The London School of Economics and Political Science (LSE) jumps into the discussion this week with a media policy brief urging the UK Government to look beyond the reports lobbyists hand to them. Their report concludes that the entertainment industry isn’t devastated by piracy, and that sharing of culture has several benefits.

“Contrary to the industry claims, the music industry is not in terminal decline, but still holding ground and showing healthy profits. Revenues from digital sales, subscription services, streaming and live performances compensate for the decline in revenues from the sale of CDs or records,” says Bart Cammaerts, LSE Senior Lecturer and one of the report’s authors.

The report shows that the entertainment industries are actually doing quite well. The digital gaming industry is thriving, the publishing sector is stable, and the U.S. film industry is breaking record after record.

“Despite the Motion Picture Association of America’s (MPAA) claim that online piracy is devastating the movie industry, Hollywood achieved record-breaking global box office revenues of $35 billion in 2012, a 6% increase over 2011,” the report reads.

Even the music industry is doing relatively well. Revenue from concerts, publishing and digital sales has increased significantly since the early 2000s and while recorded music revenues show a decline, there is little evidence that piracy is the lead cause.

“The music industry may be stagnating, but the drastic decline in revenues warned of by the lobby associations of record labels is not in evidence,” the report concludes.

Music industry revenue

musicgraph

The authors further argue that file-sharing can actually benefit the creative industries in various ways.

The report mentions the success of the SoundCloud service where artists can share their work for free through Creative Commons licenses, the promotional effect of YouTube where copyrighted songs are shared to promote sales, and the fact that research shows that file-sharers actually spend more money on entertainment than those who don’t share.

“Within the creative industries there is a variety of views on the best way to benefit from online sharing practices, and how to innovate to generate revenue streams in ways that do not fit within the existing copyright enforcement regime,” the authors write.

Finally, the report shows that punitive enforcement strategies such as the three strikes law in France are not as effective as the entertainment industries claim.

The researchers hope that the U.K. Government will review the Digital Economy Act in this light, and make sure that it will take into account the interests of both the public and copyright holders.

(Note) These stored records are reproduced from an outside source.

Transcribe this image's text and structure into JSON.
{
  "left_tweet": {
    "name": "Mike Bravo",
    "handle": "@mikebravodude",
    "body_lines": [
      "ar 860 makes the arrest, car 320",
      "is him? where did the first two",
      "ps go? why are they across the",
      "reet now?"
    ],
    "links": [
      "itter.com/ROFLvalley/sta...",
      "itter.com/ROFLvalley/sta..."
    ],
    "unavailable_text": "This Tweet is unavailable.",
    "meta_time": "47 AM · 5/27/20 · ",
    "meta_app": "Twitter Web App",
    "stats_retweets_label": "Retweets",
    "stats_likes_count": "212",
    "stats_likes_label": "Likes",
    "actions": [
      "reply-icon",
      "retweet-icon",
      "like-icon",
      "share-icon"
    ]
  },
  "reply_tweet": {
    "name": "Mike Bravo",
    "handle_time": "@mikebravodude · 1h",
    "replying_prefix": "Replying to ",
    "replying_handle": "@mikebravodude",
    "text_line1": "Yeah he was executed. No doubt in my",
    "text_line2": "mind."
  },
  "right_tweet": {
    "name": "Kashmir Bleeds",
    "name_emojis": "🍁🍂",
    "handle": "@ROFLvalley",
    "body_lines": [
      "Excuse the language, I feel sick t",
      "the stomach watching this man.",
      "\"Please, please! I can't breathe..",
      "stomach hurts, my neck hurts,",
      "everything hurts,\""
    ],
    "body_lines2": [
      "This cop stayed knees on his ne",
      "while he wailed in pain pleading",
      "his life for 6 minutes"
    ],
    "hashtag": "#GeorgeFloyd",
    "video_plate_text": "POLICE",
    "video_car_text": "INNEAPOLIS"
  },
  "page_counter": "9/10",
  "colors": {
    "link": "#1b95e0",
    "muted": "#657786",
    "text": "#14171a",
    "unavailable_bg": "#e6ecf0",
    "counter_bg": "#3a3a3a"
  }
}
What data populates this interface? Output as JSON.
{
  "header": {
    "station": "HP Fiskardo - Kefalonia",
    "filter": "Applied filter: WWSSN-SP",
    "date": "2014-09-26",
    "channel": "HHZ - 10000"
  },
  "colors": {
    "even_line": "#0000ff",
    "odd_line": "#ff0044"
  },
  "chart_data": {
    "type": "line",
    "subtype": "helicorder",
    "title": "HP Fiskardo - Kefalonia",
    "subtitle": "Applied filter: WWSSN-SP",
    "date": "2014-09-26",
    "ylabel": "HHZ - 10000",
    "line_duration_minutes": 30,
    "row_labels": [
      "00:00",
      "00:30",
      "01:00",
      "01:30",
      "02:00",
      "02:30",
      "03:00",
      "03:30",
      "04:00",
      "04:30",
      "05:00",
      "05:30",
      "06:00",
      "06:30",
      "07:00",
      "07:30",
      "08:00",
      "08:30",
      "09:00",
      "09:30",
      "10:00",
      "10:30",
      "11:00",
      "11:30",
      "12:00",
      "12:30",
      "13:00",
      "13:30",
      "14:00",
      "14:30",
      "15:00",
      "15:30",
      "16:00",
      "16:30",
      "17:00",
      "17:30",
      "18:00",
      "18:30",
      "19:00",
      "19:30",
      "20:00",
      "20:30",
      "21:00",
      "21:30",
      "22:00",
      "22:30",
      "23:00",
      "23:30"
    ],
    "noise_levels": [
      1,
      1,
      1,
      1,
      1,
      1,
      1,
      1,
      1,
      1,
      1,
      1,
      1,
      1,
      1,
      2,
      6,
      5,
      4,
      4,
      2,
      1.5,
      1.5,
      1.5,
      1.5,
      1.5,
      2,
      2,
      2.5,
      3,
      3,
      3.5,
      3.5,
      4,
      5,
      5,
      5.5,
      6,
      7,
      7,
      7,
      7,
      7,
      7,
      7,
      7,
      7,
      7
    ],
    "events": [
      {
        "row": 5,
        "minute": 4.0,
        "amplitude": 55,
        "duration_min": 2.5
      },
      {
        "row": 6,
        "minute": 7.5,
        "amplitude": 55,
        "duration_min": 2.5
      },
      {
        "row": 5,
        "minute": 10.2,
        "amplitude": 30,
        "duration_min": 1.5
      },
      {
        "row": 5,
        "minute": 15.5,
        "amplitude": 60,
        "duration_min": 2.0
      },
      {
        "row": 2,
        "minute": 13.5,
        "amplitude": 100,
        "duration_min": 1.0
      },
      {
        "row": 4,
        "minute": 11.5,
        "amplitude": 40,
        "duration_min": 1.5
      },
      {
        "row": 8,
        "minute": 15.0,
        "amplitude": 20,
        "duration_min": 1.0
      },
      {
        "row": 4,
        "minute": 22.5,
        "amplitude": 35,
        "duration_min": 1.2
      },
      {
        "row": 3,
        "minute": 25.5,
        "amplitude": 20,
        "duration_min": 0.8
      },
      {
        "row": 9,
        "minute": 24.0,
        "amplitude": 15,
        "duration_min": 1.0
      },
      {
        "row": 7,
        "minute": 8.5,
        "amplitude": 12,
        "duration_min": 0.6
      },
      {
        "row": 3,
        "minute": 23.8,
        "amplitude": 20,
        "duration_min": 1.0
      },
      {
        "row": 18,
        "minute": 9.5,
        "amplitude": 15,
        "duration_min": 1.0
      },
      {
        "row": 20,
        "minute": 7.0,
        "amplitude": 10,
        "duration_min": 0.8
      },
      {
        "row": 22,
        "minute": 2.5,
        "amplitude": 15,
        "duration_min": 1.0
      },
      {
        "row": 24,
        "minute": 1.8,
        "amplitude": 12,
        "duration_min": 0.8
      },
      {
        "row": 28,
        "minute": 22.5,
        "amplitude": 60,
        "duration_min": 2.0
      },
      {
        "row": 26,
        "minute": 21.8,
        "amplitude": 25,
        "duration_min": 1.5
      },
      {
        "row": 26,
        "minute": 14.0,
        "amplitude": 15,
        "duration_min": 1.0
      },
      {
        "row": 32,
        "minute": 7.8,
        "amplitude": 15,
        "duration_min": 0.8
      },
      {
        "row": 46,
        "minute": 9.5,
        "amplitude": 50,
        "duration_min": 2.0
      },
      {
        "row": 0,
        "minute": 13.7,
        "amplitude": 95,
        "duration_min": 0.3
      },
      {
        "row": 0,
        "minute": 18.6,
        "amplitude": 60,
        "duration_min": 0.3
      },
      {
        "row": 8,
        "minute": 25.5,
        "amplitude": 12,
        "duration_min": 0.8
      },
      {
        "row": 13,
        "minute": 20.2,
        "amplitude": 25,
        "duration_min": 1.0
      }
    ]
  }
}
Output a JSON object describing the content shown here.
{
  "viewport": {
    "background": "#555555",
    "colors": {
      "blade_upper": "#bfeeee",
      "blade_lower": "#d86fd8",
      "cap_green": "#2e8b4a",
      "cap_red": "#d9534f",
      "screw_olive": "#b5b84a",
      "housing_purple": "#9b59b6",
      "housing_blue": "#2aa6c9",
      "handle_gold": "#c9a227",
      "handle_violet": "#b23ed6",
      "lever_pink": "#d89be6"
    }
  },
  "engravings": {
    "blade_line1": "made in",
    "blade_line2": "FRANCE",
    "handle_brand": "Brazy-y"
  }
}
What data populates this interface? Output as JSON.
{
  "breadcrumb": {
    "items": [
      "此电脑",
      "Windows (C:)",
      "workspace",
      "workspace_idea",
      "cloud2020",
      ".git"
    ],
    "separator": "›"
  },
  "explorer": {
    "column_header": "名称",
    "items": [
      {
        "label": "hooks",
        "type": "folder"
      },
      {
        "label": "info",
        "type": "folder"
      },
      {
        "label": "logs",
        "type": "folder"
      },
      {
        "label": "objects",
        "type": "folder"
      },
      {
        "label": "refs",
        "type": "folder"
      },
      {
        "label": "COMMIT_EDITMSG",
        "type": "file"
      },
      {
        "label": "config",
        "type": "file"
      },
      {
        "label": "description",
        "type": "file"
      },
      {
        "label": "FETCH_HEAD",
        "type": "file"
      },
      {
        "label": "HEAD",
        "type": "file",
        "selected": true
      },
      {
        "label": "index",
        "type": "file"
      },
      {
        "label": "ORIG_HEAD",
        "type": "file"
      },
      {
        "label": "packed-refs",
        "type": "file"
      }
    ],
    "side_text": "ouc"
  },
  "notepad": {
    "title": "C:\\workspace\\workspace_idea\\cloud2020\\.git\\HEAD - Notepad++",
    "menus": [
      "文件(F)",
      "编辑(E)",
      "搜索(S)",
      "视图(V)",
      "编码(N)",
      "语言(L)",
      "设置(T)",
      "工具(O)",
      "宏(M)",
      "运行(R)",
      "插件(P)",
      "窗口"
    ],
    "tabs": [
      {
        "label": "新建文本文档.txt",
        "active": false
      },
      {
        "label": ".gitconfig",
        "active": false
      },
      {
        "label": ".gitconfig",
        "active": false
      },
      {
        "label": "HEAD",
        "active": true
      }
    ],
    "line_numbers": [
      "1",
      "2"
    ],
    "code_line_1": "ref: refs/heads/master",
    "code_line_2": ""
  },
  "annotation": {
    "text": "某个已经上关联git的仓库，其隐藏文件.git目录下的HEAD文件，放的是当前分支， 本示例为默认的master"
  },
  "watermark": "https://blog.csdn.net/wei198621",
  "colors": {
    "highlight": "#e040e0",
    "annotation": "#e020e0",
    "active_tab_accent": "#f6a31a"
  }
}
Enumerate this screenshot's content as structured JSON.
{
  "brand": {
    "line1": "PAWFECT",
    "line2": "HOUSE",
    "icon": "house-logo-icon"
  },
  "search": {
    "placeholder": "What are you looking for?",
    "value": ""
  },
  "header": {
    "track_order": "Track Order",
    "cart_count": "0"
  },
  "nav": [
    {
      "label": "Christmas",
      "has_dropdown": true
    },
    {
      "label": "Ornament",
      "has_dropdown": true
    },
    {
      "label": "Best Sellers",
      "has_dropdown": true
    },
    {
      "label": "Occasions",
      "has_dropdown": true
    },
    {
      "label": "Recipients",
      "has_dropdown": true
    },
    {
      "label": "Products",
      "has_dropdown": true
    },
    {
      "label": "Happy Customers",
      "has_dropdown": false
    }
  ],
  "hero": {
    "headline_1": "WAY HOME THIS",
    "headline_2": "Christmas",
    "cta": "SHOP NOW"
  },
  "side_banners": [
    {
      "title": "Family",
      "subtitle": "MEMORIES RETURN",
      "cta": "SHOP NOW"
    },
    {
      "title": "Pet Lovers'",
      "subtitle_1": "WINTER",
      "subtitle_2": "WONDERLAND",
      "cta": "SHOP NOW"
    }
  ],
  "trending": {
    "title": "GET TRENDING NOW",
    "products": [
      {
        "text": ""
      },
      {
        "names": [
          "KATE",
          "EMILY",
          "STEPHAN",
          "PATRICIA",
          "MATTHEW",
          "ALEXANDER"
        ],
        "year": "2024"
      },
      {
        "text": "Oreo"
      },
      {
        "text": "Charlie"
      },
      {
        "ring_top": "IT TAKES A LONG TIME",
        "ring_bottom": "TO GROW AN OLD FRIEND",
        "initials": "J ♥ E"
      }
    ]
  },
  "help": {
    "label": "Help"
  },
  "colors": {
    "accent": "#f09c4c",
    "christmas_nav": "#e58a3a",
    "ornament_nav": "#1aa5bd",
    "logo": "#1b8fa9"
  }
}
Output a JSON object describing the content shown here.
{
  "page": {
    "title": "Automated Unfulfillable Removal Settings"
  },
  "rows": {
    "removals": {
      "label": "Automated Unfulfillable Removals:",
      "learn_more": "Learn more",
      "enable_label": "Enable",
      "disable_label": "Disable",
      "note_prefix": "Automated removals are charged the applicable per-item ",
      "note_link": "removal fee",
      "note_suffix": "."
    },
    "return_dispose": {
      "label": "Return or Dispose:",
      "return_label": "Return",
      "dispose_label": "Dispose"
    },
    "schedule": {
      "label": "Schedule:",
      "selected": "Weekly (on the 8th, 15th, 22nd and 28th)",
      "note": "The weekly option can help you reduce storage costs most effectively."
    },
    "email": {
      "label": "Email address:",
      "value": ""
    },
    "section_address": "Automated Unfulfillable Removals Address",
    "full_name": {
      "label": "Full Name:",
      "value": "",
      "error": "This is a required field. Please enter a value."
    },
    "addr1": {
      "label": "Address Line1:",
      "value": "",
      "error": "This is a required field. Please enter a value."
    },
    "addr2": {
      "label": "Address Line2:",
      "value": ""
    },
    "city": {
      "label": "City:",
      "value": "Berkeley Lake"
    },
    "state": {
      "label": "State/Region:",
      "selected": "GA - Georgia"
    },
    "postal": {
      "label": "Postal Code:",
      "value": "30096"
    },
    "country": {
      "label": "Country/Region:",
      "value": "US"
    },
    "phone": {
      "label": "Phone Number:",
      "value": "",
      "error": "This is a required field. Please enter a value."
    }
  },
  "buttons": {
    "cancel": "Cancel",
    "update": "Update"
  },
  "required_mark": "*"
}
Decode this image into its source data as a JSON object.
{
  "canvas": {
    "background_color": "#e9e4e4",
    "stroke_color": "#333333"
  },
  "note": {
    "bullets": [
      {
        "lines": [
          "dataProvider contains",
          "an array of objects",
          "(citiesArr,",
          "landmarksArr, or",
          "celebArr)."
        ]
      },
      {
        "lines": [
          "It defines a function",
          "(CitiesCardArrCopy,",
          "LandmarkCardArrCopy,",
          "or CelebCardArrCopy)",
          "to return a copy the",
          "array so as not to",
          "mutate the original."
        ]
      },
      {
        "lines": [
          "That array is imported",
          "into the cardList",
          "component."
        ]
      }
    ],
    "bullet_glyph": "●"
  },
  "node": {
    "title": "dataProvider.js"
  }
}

This means expanding fair use and private copying exceptions for citizens, while targeting enforcement on businesses rather than individuals.

“We recommend a review of the DEA and related legislation that strikes a healthy balance among the interests of a range of stakeholders including those in the creative industries, Internet Service Providers and internet users.”

“When both [the creative industries and citizens] can exploit the full potential of the internet, this will maximize innovative content creation for the benefit of all stakeholders,” the authors write.